1000 Names is a moniker taken from the famous Anish Kapoor sculpture, owing to the pair’s early introductions to music and art (Margg started out as a drummer; Nikko, a painter). The new album is built of their open willingness to new forms and combining disparate styles: half-time technoid drum templates follow straight after fuzzy loops; footwork-honoured vocal loops stab through shimmering piano lines. It’s all of it, and everything in between.
1000 Names’ Eastern European heritage and geographic isolation have fostered in them a truly individual sound. The sun-baked sandscapes of their hometown Sofia loom large behind the album, manifesting in warm chords and textured synth washes. It’s a glow of nostalgia that smoulders under the whole record, softening the jumpy beats and harder drum-mechanics that punctuate its clubbier passages. Without straining to do so, it is a record that dials up a whole range of emotion and feeling, from the loping triumph of opener ‘The Caravan’ all the way through to the washy melancholia of its final track, ‘Winter Pool’.

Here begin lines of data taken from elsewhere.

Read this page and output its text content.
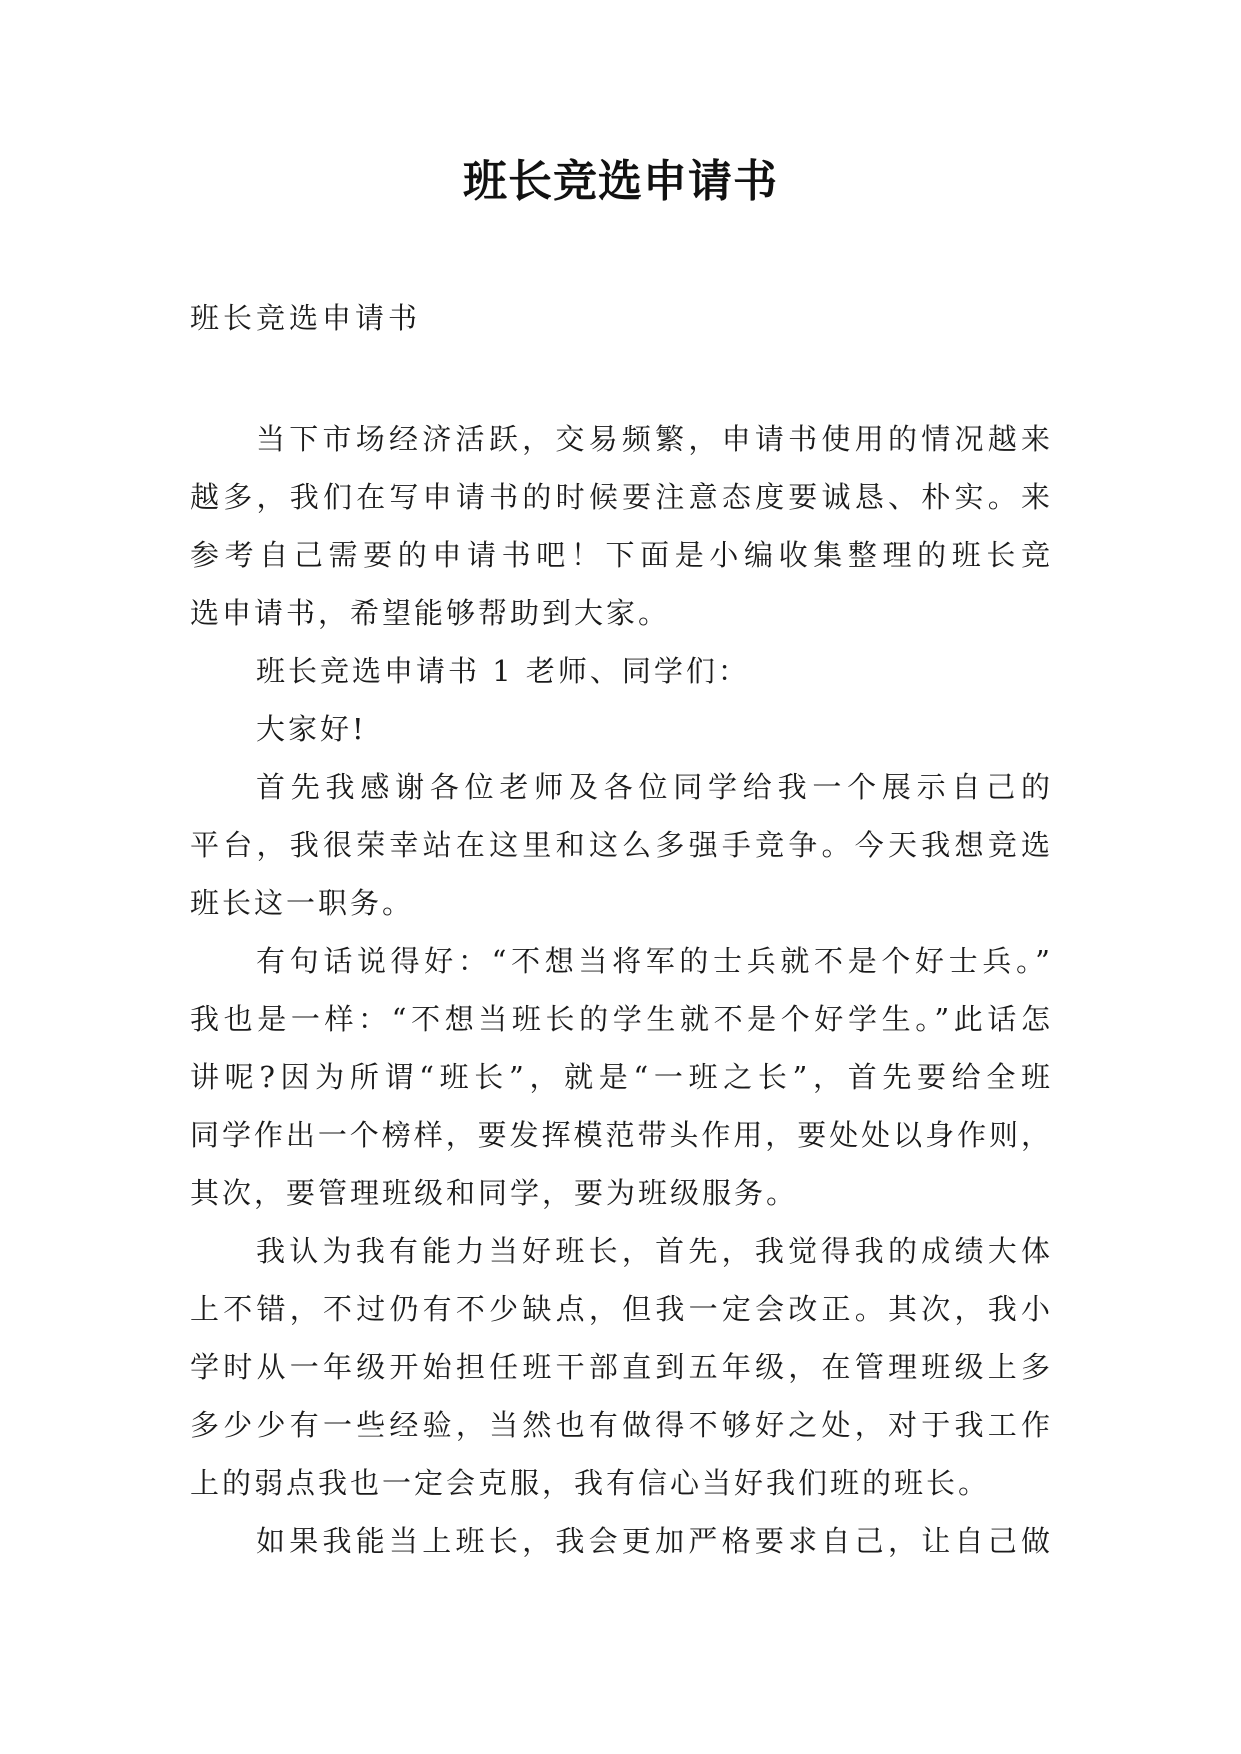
班长竞选申请书
班长竞选申请书
当下市场经济活跃，交易频繁，申请书使用的情况越来
越多，我们在写申请书的时候要注意态度要诚恳、朴实。来
参考自己需要的申请书吧！下面是小编收集整理的班长竞
选申请书，希望能够帮助到大家。
班长竞选申请书 1 老师、同学们：
大家好!
首先我感谢各位老师及各位同学给我一个展示自己的
平台，我很荣幸站在这里和这么多强手竞争。今天我想竞选
班长这一职务。
有句话说得好：“不想当将军的士兵就不是个好士兵。”
我也是一样：“不想当班长的学生就不是个好学生。”此话怎
讲呢?因为所谓“班长”，就是“一班之长”，首先要给全班
同学作出一个榜样，要发挥模范带头作用，要处处以身作则，
其次，要管理班级和同学，要为班级服务。
我认为我有能力当好班长，首先，我觉得我的成绩大体
上不错，不过仍有不少缺点，但我一定会改正。其次，我小
学时从一年级开始担任班干部直到五年级，在管理班级上多
多少少有一些经验，当然也有做得不够好之处，对于我工作
上的弱点我也一定会克服，我有信心当好我们班的班长。
如果我能当上班长，我会更加严格要求自己，让自己做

Migration Pads is a tall creative landmark for 1000 Names, travelling far beyond their earlier beat-workouts to a much more mature sound-world built on a whole host of classic electronic influences. Still, there’s one compelling echo that remains: you can still practically hear their beating fingers hammering the MPC. Migration Pads just takes their inherent musicality and amplifies it to heady new stratospheres.